Television is quite spectacular
It wasn’t very long ago that the ultimate sports experience included having a seat in a stadium or arena. The experience of actually being a part of the live action and sharing that moment with family, friends or other die-hard fans seemed irreplaceable. However, today, it seems like we are a far cry from those times as the television experience has become quite spectacular. The pre-post and post-game coverage, player interviews and half-time analysis offer insights into the game that one cannot currently get at the stadium or arena. Not to mention the ability to watch multiple games simultaneously if you have enough money to shell out for NFL Sunday Ticket. I had the privilege of going to NBA All-Star last month and I had a phenomenal time. However, when I reflected on my experience, what made NBA All-Star so special had little to do with my time actually watching the events. I had a great time because of the sports professionals I met and the opportunity I had to spend time with my older brother who lives far away. To be honest, I probably would have had more fun just watching the events at home. For example, while I was at the arena, I couldn’t help but wonder what Kenny Smith and Charles Barkley were laughing about during the Dunk Contest or what jokes Kevin Hart was telling during the Celebrity Game. The fact that I could actually see them but not hear what they were saying just added insult to injury.
Statistics show that many other fans share these sentiments. In 1998, an ESPN poll showed that 54% of fans preferred to attend a game rather than watch it on TV. In a repeat of the same poll in 2011, the survey showed that only 29% of fans preferred to attend the game. It’s debatable, but based on experience and these numbers, through television is the most enjoyable way to watch a game. Unless you’re sitting courtside or have an all-access pass. However for the average fan, that’s not reality.
Don’t count the stadium out just yet
Even though television is winning now, could the stadium experience make a comeback? I’m not sure. Regardless, it’s certainly trying. Smart stadiums and arenas are popping up all over the country. The best way I can define a smart stadium is a venue that uses the latest data and technology to enhance the fan experience. These types of venues have several types of offerings including lounges to watch other games, mobile POS devices to order food from your seat and phone apps that allow you to locate an open parking space. These are all great features but aren’t necessarily improvements to the home experience. You can do all these things at home for “free” or at lower cost. However, when I heard about a few of the features below, I thought, maybe this could actually compete with television?

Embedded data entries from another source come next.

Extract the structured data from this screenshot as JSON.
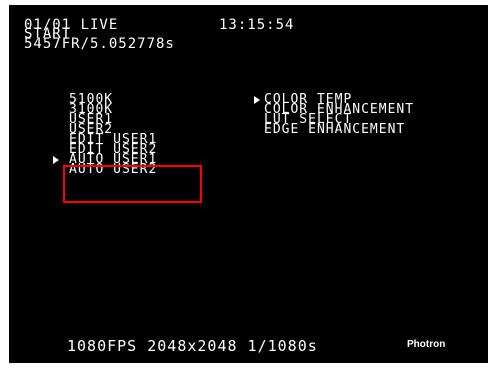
{
  "header": {
    "status": "01/01 LIVE",
    "clock": "13:15:54",
    "mode": "START",
    "frames": "5457FR/5.052778s"
  },
  "left_menu": {
    "items": [
      {
        "label": "5100K",
        "selected": false
      },
      {
        "label": "3100K",
        "selected": false
      },
      {
        "label": "USER1",
        "selected": false
      },
      {
        "label": "USER2",
        "selected": false
      },
      {
        "label": "EDIT USER1",
        "selected": false
      },
      {
        "label": "EDIT USER2",
        "selected": false
      },
      {
        "label": "AUTO USER1",
        "selected": true
      },
      {
        "label": "AUTO USER2",
        "selected": false
      }
    ]
  },
  "right_menu": {
    "items": [
      {
        "label": "COLOR TEMP",
        "selected": true
      },
      {
        "label": "COLOR ENHANCEMENT",
        "selected": false
      },
      {
        "label": "LUT SELECT",
        "selected": false
      },
      {
        "label": "EDGE ENHANCEMENT",
        "selected": false
      }
    ]
  },
  "footer": {
    "info": "1080FPS 2048x2048 1/1080s",
    "brand": "Photron"
  },
  "colors": {
    "background": "#000000",
    "text": "#ffffff",
    "highlight": "#ff0000"
  }
}
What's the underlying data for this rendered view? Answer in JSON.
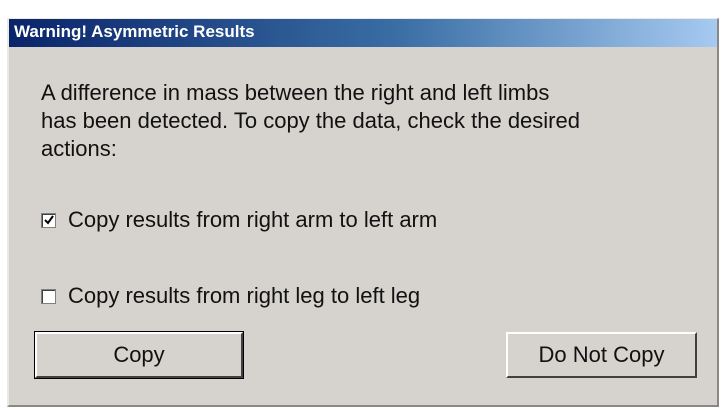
{
  "dialog": {
    "title": "Warning! Asymmetric Results",
    "message_lines": [
      "A difference in mass between the right and left limbs",
      "has been detected.  To copy the data, check the desired",
      "actions:"
    ],
    "options": [
      {
        "label": "Copy results from right arm to left arm",
        "checked": true
      },
      {
        "label": "Copy results from right leg to left leg",
        "checked": false
      }
    ],
    "buttons": {
      "copy_label": "Copy",
      "do_not_copy_label": "Do Not Copy"
    }
  },
  "colors": {
    "dialog_background": "#d6d3ce",
    "titlebar_start": "#0a246a",
    "titlebar_end": "#a6caf0",
    "title_text": "#ffffff"
  }
}
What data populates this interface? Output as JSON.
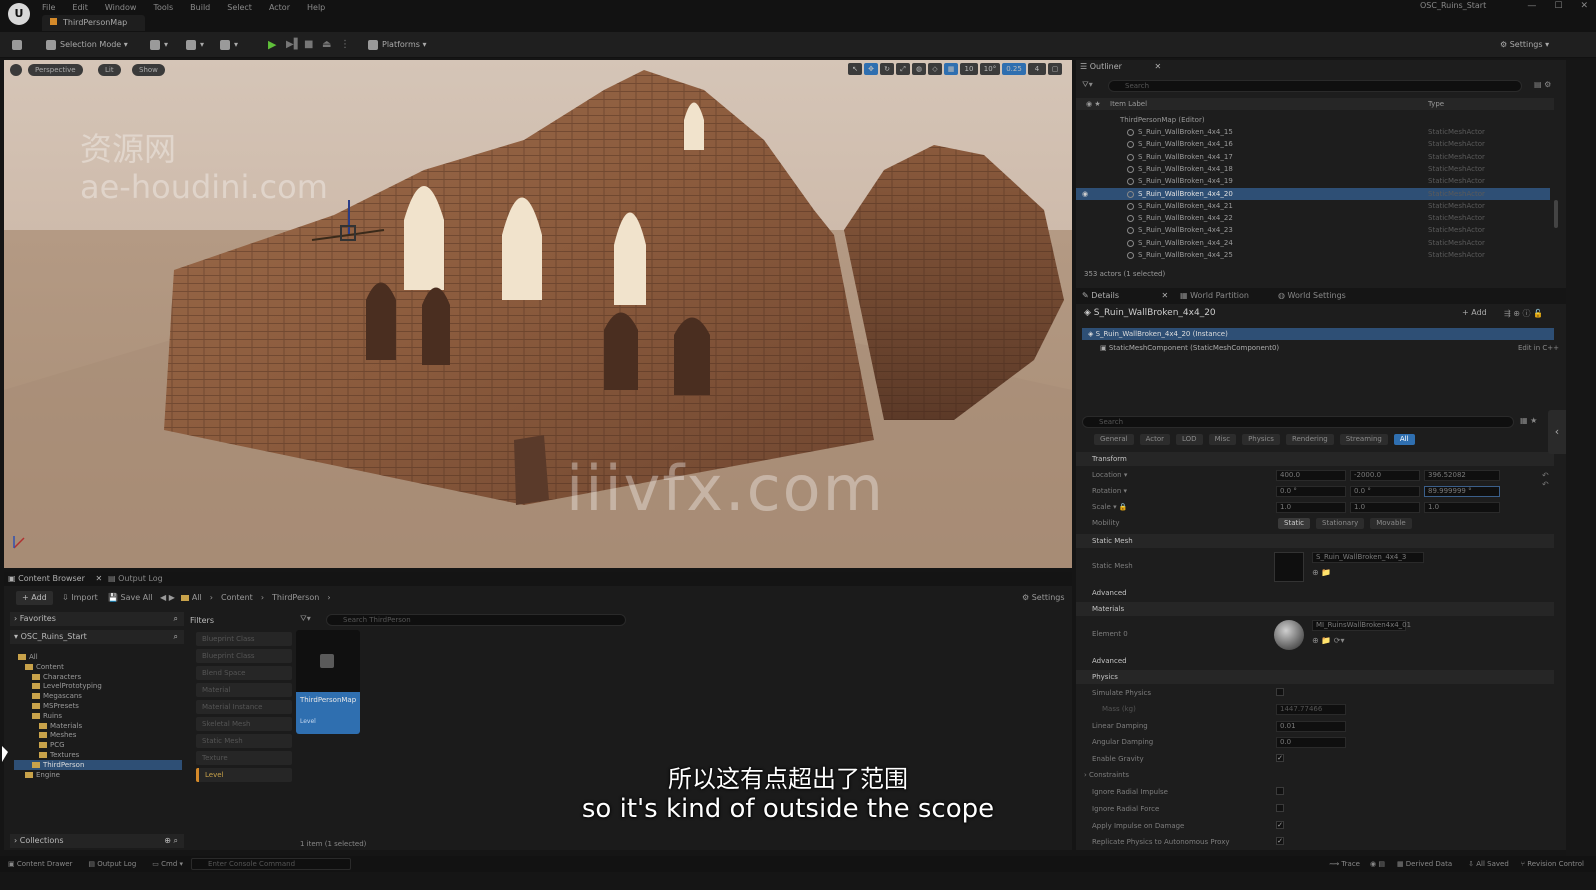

Venues are installing personal television screens for fans so they can view the game on broadcast at their seat. I’ve only seen them for premium seats as it is extremely expensive to install tens of thousands of screens to accommodate every seat. However, I imagine that sport venues and franchises will explore equipping more seats with screens as the fight for fan attendance continues. Of course, they would have to charge a higher, but potentially reasonable price.
The Brooklyn Nets and San Francisco 49ers have apps that allow spectators to watch replays from multiple camera angles. This is certainly an improvement from the home viewing experience where you have to wait for a commercial or timeout to see a replay. If neither of those come in a timely fashion, you may be out of luck. Not to mention it may not even be the replay that you wanted to see.
Some teams are implementing beacons to send exclusive, stadium-only promotions to fans on their mobile app. The stadia of the San Francisco Giants and Houston Dynamo have this technology. Of course, it depends on the value of the promotion to determine whether it’s a legitimate incentive to come to the stadium. Either way, these venues are on the right track.
Google Glass view
The Sacramento Kings offer upper-deck fans close-up views of game action in Sleep Train Arena. They equip their courtside staff (e.g., mascots, cheerleaders, reporters) with Google Glass and allow fans to stream these views on their mobile devices. I’d have to actually use it to make a fair assessment. But on the surface, it sounds pretty cool.
Levi’s Stadium, home of the San Francisco 49ers’, offers a Wi-Fi port for every 100 seats and provides a very strong and fast connection. Although this is a service one can surely receive at home, offering a Wi-Fi connection makes all the previous features easier to deliver. No matter how many game attractions an organization puts in front of a fan’s face, the fan will still spend much of his time texting or on social media. Sparing the fan additional data usage by providing a Wi-Fi connecting is incentive for the fan not to leave before the fourth quarter. The only thing more important than this may be an outlet at their seat. I’m sure stadium operators are working on that.
How can I hear Kevin Hart and Kenny Smith?
I’m really not sure whether the stadium experience will ever catch up to the television. But honestly, I don’t think that should be its goal. Instead, stadium operators should work to include the television experience into the game experience as much as possible. For example, is there a way for me to hear Kevin Hart and Kenny Smith in the arena? There should not be a trade-off. I understand there are some rights issues to iron out before something like this can happen, but you get the picture. From the looks of it, stadium operators are headed down the inclusion path with the advancements we just discussed. When these type of features become the industry standard, I think stadiums and arenas will be much more comparable. The entire venue experience will be in a better place.